In this task, you can remove any of the content that is generated by this tutorial. Before you begin, you need the IBM Cloud CLI and the IBM Cloud Kubernetes Service CLI. Instructions to install the CLI are in the prerequisite section of this tutorial.

  1. Delete the git repository, sign in into git, select personal projects. Then go to repository General settings and remove the repository.
  2. Delete the toolchain. You can delete a toolchain and specify which of the associated tool integrations you want to delete. When you delete a toolchain, the deletion is permanent.
    • On the DevOps dashboard, on the Toolchains page, click the toolchain to delete. Alternatively, on the app's Overview page, on the Continuous delivery card, click View Toolchain.
    • Click the More Actions menu, which is next to View app.
    • Click Delete. Deleting a toolchain removes all of its tool integrations, which might delete resources that are managed by those integrations.
    • Confirm the deletion by typing the name of the toolchain and clicking Delete.
    • Tip: When you delete a GitHub, GitHub Enterprise, or Git Repos and Issue Tracking tool integration, the associated repo isn't deleted from GitHub, GitHub Enterprise, or Git Repos and Issue Tracking. You must manually remove the repo.
  3. Delete the cluster or discard the namespace from it. It is easiest to delete the entire namespace (Please do not delete the default namespace) by using the IBM Cloud™ Kubernetes Service CLI from a command-line window. However, if you have other resources that you need to keep in the namespace, you need to delete the application resources individually instead of the entire namespace. To delete the entire namespace, enter this command:
    kubectl delete namespace [not-the-default-namespace]
    
  4. Delete your IBM Cloud API key.
  5. From the Manage menu, click Access (IAM). Click IBM Cloud API Keys.
  6. Find your API Key in the list and select Delete from the menu to the right of the API Key name.
  7. Delete the container images.
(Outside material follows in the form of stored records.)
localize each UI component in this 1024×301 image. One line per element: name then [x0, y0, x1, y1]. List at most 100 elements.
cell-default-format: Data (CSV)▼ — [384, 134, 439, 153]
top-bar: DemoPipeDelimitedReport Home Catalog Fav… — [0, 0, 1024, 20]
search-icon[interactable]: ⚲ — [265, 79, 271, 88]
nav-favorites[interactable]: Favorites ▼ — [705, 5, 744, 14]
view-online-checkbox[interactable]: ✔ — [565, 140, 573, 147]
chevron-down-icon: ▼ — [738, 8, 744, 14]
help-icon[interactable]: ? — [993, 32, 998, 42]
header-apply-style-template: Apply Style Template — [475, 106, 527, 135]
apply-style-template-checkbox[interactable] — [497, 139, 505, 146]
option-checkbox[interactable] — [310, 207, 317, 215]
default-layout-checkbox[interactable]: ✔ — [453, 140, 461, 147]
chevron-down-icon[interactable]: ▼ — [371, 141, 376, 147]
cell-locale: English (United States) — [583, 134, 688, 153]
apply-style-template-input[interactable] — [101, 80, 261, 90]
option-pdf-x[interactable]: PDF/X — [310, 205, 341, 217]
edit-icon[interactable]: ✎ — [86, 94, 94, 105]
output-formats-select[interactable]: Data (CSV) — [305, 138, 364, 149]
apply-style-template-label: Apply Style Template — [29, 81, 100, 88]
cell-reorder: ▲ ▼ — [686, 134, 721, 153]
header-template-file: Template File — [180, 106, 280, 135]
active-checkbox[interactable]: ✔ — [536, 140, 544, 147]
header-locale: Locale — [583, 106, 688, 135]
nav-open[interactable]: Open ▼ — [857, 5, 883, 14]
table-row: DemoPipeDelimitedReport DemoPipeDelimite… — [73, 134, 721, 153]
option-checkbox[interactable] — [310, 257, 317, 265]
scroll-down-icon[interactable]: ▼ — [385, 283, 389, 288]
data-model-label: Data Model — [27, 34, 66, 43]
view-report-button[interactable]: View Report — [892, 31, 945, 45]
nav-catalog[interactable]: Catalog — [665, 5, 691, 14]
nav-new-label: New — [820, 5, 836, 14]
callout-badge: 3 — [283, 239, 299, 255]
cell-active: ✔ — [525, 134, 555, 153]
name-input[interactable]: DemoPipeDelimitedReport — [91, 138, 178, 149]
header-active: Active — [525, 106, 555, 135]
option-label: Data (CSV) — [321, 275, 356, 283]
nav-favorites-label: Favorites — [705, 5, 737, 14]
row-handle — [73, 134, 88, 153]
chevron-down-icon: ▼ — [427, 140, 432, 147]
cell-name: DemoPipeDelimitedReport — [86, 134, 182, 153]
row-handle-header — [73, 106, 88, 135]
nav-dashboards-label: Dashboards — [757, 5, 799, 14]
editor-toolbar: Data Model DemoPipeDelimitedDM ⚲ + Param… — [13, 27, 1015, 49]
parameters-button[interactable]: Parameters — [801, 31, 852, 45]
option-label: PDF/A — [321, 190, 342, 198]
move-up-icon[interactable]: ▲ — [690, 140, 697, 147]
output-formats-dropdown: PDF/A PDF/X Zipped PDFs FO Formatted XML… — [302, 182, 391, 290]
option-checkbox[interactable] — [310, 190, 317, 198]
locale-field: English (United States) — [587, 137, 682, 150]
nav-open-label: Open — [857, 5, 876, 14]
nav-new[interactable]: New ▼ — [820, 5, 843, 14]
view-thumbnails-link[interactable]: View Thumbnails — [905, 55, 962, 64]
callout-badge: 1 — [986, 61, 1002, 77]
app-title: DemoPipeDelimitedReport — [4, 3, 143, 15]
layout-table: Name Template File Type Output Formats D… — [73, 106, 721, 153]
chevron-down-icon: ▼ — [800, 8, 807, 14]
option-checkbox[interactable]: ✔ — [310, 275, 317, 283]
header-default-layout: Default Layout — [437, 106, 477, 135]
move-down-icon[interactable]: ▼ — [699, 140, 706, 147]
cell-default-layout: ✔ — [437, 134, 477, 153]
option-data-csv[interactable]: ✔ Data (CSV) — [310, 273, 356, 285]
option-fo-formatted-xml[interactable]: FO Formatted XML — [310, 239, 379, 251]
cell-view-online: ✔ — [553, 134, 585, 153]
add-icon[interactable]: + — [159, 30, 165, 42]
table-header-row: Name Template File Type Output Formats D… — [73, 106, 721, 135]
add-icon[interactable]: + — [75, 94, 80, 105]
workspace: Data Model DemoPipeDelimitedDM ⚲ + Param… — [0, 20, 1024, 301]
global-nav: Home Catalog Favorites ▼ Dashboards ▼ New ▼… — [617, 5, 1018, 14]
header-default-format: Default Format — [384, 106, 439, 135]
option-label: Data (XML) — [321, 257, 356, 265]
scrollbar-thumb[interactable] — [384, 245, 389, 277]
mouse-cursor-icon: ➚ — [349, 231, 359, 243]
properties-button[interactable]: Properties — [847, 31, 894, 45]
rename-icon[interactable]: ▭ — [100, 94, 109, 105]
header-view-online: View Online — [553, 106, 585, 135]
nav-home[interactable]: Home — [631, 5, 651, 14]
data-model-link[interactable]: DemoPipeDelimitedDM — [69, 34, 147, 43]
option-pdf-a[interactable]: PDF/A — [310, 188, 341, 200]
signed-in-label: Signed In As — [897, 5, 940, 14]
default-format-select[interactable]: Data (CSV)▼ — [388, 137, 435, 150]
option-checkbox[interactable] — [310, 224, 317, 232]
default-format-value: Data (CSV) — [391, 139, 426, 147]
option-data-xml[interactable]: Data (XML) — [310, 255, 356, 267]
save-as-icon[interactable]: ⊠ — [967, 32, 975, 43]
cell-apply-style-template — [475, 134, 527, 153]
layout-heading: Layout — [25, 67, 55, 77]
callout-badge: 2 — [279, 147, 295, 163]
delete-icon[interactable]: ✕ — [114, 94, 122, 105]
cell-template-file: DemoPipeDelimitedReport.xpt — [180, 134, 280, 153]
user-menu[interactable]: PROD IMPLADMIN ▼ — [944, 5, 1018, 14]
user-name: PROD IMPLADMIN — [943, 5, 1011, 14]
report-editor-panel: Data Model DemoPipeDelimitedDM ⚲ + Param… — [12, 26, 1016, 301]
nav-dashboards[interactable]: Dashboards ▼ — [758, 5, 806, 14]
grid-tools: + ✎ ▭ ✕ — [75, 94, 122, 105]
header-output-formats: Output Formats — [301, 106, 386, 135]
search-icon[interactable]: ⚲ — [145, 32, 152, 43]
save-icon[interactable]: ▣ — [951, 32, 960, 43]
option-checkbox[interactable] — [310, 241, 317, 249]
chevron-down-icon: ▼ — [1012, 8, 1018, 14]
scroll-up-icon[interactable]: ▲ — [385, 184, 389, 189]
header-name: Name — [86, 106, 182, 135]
To delete the images in your container image registry, enter this command in a command-line window:
    ibmcloud cr image-rm IMAGE [IMAGE...]
    
    If you created a registry namespace for the tutorial, delete the entire registry namespace by entering this command:
    ibmcloud cr namespace-rm NAMESPACE
    
    • Note: You can run this tutorial many times by using the same registry namespace and cluster parameters without discarding previously generated resources. The generated resources use randomized names to avoid conflicts.

Summary

You created a toolchain with a Tekton-based delivery pipeline that deploys a "Hello World" app to a secure container in a Kubernetes cluster. You changed a message in the app and tested your change. When you pushed the change to the repo, the delivery pipeline automatically redeployed the app.